Un souvenir d’enfance..
Je n’avais pas plus de huit ans lorsque le mariage de ma tante fut organisé. Je n’en ai qu’un vague souvenir; pourtant, quelques scènes resteront clairement ancrées dans ma mémoire pour toujours.
Ce n’était qu’une sorte de fête ou de célébration en famille dans la maison de ma grand-mère dont je me souviens si bien, et que j’aimais si fort. La musique, trop forte à mon goût, se mêlaient aux voix des invités, no celles des femmes. D’ailleurs, je ne les aimais pas, ces femmes. Elles me faisaient des « bisous mouillés », des remarques que je ne comprenais jamais, et elles avaient des voix terriblement aiguës qu’elles utilisaient pour se raconter quelques futilités dont je ne me souciais point, mais qui me faisaient constamment mal à la tête. Elles criaient, gloussaient, gesticulaient dans leurs caftans colorés qui traînaient par terre. Je les voyais en train de faire remarquer avec orgueil leurs bijoux ou leurs chaussures, tandis que l’une flattait hypocritement la beauté de l’autre.

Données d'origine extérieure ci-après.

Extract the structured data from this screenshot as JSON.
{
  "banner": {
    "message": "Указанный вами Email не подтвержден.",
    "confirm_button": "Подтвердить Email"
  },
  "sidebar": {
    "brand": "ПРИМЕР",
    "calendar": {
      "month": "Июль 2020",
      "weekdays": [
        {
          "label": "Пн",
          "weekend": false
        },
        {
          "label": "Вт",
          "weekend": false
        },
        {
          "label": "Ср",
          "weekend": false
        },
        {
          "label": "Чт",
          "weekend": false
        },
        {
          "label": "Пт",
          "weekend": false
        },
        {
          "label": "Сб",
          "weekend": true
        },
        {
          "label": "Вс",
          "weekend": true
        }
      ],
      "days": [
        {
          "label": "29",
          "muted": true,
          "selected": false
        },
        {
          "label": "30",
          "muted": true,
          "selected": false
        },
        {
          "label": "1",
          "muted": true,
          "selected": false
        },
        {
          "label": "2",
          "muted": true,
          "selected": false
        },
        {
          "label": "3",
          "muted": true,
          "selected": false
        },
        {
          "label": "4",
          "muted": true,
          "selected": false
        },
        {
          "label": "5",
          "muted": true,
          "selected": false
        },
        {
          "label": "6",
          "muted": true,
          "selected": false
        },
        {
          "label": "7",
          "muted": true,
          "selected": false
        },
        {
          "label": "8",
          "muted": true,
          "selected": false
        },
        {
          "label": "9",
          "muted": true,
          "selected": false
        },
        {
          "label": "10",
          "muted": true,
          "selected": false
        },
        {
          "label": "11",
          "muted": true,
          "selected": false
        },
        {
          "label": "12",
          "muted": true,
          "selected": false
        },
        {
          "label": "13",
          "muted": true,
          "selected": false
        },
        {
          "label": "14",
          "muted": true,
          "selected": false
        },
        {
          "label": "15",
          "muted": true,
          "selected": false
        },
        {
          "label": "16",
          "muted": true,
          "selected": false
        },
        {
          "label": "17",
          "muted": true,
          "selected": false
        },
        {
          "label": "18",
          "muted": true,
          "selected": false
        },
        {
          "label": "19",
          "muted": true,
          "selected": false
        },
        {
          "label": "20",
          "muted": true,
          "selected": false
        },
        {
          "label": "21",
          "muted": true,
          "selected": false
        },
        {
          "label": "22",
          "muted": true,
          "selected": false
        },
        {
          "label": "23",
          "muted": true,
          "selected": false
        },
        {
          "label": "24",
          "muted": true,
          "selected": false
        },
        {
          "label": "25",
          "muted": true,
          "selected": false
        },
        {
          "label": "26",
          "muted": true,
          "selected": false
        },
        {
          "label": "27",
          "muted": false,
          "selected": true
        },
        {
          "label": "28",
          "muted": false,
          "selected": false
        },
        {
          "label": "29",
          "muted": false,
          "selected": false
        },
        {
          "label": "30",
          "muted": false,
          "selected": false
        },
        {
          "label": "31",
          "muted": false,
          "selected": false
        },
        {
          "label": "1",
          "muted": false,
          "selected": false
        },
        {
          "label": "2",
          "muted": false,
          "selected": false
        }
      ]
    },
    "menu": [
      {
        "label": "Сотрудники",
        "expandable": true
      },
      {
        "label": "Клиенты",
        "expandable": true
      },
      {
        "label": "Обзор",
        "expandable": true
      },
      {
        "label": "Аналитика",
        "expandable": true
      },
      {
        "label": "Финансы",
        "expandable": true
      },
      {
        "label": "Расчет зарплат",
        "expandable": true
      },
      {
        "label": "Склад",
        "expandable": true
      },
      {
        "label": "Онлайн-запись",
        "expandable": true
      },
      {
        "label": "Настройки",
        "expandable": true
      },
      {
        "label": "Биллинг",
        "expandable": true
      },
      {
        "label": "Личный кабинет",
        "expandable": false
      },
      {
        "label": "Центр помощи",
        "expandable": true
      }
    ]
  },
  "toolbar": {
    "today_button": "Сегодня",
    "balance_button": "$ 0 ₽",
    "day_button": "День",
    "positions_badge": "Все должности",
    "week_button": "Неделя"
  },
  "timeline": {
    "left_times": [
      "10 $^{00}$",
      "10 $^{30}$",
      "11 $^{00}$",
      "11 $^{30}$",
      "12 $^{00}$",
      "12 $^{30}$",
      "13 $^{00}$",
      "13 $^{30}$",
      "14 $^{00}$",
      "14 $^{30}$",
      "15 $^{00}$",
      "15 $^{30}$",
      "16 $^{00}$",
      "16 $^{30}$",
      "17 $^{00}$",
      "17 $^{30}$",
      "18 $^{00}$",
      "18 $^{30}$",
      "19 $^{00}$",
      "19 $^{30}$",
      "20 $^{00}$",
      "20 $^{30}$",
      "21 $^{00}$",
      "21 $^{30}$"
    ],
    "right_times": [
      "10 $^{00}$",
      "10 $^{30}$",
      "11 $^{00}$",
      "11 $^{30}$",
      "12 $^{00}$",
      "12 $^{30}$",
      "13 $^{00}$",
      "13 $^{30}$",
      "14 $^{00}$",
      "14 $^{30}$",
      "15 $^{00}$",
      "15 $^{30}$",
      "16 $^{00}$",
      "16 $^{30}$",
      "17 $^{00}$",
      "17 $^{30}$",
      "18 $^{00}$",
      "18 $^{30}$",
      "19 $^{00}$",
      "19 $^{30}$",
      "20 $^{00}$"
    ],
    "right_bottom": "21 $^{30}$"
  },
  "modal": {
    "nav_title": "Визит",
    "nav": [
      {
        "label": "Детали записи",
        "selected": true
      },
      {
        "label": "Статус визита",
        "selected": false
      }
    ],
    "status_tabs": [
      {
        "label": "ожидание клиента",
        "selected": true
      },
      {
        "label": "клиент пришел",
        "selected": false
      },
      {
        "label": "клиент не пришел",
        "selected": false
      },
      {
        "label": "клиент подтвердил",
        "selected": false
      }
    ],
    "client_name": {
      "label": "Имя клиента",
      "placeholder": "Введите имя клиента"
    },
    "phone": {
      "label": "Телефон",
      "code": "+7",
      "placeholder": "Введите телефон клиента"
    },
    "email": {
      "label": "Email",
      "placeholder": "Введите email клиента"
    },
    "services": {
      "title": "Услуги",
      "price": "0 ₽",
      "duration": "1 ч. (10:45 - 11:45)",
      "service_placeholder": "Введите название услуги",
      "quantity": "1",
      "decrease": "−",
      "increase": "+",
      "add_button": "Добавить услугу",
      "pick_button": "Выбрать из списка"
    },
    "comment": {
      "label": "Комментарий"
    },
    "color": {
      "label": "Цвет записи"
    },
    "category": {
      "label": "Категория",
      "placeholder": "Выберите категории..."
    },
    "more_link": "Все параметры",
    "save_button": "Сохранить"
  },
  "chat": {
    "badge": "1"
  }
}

Échappant aux bousculades et attirée par l’odeur des pâtisseries, je me faufilai vers la cuisine, où je trouvai ma mère désespérée tenant ma sœur dans ses bras qui, n’étant encore qu’un nourrisson, pleurait incessamment à fendre l’âme; mais surtout mes oreilles, sans raison. C’est alors que mon père surgit je ne sais d’où et me tendit mes toutes premières lunettes de vue. Mais je n’eus guère l’occasion d’en profiter. Je fus prise d’un tournis, suivis d’une migraine qui m’obligèrent à m’asseoir. Je me sentais délaissée et fatiguée. Ma mère ne se souciait pas de moi pour l’instant; elle faisait des va-et-vient interminables qui me firent tourner la tête encore plus. Mon père était sorti avec ma sœur pour la calmer. Ma tante et son mari, quant à eux, étaient évidemment le centre d’attention.
Dans ma tête, le bruit ne cessait d’augmenter. Jusqu’à ce que ma grand-mère, ma chère grand-mère, mon héroïne, vint me porter pour m’emmener dans sa chambre en me parlant tout bas. Elle avait remarqué mes paupières à demi-closes et mon air exténué. Elle m’enlaça, déposa un délicat baiser sur mon front, éteignit la lumière et disparut derrière la porte qu’elle prit soin de fermer.
Ce fut une délivrance… Le calme, enfin!
Je fermai doucement les yeux, et sombrai dans un profond sommeil dont je ne sortis que le lendemain.